Although theory does not fully explain the effect, Lin hypothesizes that the offsets between the layers of photonic crystal allow light to emerge from within the many spaces inside the crystal. The emitted light bounces back and forth within the confines of the crystal structure, which alters the property of the light as it travels to the surface to meet the optical cavity.

“We believe the light is coming from within the crystal, but there are so many planes within the structure, so many surfaces acting as oscillators, so much excitation, that it behaves almost like an artificial laser material,” Lin said. “It’s just not a conventional surface.”

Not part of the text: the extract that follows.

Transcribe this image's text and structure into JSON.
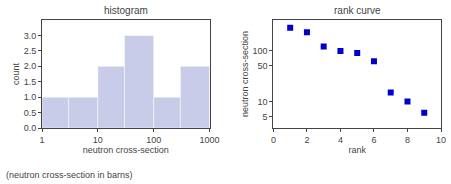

The new material could be used in applications like energy harvesting and IR-based object tracking and identification. It could be used to produce high-efficiency optical sources in the IR, driven by waste heat or local heaters; in research requiring environmental and atmospheric and chemical spectroscopy in the IR; and in optical physics as a laser-like thermal emitter.

“This doesn’t violate Planck’s law. It’s a new way to generate thermal emission, a new underlying principle,” Lin said. “This material, and the method that it represents, opens a new path to realize super-intense, tunable LED-like infrared emitters for thermophotovoltaics and efficient energy applications.”

The research was published in Scientific Reports (www.doi.org/10.1038/s41598-020-62063-2).